Complicating the situation, and proving to be the ultimate form of threatening exposure, is Graham's habit of videotaping anonymous women as he kindly asks them about their sexual experiences. Ann discovers this when she is at his house and sees the organized conglomeration of labeled videotapes beside his TV, harmlessly probing him about his "personal project" at first and then showing discomfort and disgust when she starts to gather the context of the tapes. For Ann, a surefire prude, this is an unacceptable act of perversion, an intrusion on the privacy of the female for a selfish reason, and this alone is enough to suggest the apparatus of the cinema, a medium that is performing precisely Graham's act of penetrating voyeurism and complicity. It seems an attempt on Soderbergh's part to equate film - a material long used as a means for entertainment and art - and the new practice of video, greeted with much skepticism as what could be a harmfully personal endeavor. Cynthia, representing the passive, oblivious firebrand, barges into Graham's house and answers his questions on tape after her interest is aroused by Ann's expressed apprehension. This also coincides with Ann's increased suspicion about John and Cynthia's affair, and the videotapes inevitably provide the evidence necessary for Ann to tell John she wants out of their marriage.

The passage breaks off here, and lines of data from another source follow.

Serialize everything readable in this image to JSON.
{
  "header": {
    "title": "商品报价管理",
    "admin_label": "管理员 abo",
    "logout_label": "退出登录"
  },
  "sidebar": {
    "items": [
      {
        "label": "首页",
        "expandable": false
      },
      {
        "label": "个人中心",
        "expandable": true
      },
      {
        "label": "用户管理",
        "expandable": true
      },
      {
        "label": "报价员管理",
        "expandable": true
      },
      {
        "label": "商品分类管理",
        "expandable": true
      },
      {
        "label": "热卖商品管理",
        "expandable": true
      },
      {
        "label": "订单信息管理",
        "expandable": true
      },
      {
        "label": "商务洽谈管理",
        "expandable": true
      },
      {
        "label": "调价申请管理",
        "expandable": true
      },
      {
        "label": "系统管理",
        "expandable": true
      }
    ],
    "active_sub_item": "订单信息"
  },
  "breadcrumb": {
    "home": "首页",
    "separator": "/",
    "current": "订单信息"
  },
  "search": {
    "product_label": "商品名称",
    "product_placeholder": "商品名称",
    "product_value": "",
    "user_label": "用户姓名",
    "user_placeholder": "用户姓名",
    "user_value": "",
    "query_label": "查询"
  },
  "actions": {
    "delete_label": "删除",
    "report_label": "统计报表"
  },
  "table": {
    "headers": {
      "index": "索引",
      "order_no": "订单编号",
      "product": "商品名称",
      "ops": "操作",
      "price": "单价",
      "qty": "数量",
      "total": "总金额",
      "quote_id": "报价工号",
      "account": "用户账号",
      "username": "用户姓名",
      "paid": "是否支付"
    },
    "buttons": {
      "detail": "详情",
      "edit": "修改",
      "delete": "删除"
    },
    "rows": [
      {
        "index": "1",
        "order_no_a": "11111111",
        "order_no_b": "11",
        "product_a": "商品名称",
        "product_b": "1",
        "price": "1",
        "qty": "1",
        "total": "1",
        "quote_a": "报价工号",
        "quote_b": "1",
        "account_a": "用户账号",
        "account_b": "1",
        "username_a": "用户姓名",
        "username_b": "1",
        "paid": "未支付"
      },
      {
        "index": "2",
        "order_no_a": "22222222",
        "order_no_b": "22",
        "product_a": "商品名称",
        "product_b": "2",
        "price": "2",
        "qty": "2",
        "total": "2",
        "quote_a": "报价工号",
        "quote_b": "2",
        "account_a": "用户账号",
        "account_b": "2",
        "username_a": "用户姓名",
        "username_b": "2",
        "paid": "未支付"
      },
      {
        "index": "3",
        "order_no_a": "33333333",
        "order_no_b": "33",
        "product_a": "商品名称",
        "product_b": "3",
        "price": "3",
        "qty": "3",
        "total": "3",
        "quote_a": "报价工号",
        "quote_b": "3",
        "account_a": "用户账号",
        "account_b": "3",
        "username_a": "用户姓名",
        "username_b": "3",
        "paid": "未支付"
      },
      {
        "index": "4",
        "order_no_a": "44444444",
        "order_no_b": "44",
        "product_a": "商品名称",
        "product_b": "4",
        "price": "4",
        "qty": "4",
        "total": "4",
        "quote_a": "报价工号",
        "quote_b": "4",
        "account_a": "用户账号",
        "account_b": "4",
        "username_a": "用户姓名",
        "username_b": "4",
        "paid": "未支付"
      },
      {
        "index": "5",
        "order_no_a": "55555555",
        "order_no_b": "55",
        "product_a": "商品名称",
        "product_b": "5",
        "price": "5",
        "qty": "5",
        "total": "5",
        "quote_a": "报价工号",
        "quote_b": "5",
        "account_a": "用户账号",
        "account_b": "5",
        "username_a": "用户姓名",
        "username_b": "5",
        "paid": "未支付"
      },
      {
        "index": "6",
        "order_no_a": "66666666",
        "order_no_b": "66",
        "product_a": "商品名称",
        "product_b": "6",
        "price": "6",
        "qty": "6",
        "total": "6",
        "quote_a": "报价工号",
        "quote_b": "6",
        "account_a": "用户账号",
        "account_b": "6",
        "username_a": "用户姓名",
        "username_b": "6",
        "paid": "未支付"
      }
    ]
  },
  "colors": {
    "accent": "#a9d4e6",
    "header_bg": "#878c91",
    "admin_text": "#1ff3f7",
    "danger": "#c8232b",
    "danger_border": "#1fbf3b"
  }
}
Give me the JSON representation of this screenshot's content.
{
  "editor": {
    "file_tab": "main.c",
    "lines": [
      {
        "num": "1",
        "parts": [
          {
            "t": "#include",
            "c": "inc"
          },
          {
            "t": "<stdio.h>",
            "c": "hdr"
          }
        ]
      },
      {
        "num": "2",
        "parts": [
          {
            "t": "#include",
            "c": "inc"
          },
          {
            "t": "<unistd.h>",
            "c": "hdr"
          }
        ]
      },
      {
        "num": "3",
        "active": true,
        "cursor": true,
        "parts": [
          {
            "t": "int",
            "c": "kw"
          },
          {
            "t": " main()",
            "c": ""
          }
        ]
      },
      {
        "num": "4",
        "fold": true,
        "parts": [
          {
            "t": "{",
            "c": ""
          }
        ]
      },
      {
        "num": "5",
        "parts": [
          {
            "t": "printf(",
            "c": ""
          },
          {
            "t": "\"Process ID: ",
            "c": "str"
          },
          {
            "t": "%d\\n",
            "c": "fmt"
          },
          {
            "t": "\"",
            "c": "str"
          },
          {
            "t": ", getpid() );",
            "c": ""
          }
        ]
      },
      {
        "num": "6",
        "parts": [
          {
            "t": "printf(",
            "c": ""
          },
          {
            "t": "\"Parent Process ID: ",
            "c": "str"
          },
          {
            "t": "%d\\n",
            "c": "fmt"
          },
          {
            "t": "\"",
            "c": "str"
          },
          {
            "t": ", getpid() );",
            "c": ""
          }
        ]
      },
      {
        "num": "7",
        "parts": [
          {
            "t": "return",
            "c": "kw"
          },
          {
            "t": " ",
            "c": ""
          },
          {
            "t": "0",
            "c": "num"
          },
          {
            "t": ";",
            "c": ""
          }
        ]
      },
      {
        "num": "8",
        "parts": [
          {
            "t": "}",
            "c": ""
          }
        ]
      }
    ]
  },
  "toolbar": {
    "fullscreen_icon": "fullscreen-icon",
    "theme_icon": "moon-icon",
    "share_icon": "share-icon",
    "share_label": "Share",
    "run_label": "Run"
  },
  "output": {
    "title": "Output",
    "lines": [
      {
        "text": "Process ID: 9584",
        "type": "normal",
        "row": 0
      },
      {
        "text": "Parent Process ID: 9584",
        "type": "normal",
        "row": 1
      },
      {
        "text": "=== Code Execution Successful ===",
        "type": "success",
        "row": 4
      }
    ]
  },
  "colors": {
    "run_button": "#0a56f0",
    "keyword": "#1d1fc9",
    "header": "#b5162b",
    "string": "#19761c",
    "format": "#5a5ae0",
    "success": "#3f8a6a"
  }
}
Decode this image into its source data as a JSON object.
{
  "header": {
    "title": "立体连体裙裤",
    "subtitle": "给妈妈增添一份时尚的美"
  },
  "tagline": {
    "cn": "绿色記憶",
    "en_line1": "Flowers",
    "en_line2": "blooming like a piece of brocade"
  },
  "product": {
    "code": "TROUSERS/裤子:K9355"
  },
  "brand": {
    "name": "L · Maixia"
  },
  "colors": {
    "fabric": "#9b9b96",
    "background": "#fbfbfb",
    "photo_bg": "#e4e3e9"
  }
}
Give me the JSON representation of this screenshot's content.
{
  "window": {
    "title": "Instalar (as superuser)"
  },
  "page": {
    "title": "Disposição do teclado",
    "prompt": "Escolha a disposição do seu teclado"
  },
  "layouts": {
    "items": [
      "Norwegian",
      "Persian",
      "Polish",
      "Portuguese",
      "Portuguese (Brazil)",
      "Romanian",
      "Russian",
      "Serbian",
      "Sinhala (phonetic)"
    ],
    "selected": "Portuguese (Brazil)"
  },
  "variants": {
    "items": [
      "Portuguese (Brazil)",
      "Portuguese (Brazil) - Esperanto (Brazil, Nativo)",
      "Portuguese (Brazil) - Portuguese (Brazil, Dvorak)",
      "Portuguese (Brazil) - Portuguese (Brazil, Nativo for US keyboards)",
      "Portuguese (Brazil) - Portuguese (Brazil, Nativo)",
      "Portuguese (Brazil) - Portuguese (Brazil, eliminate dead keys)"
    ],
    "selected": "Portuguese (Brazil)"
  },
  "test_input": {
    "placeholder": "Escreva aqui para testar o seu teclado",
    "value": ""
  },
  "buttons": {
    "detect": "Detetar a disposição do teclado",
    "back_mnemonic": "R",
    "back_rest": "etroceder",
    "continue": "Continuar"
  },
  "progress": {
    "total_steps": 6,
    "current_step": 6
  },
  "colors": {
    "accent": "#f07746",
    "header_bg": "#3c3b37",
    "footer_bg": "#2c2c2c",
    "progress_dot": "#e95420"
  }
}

In her frazzled state and still harboring strong levels of attraction towards Graham, she too confronts him and asks to be taped. Before arriving, Soderbergh shoots her drive over in one bizarre cut from her sitting in her driveway covering her eyes while the engine kick-starts, then taking her hands away when it stops to find herself right in front of Graham's house. It's a bracingly avant-garde move, announcing the disorienting sprawl of the final thirty minutes, which rivetingly intercut Graham and Ann's intimate discussion and John watching the resultant tape later in fury in Graham's living room. The performances here are incredible, explaining how the potentially soapy material becomes something altogether entrancing and devastating, but it is MacDowell who communicates the most significant transformation. She strips away the uptight reluctance that stems from her suburban ennui and reaches a more fundamental understanding of the people around her and what drives them. It's an intensely moving, masterfully orchestrated sequence, in many ways a summation of the film's themes of alienation, betrayal, and objectivity vs. subjectivity. And more significantly, it is one of the finest debuts in film history, announcing Steven Soderbergh as a fresh talent with a knack for shattering convention and creating dense, thoughtful meditations on modern life.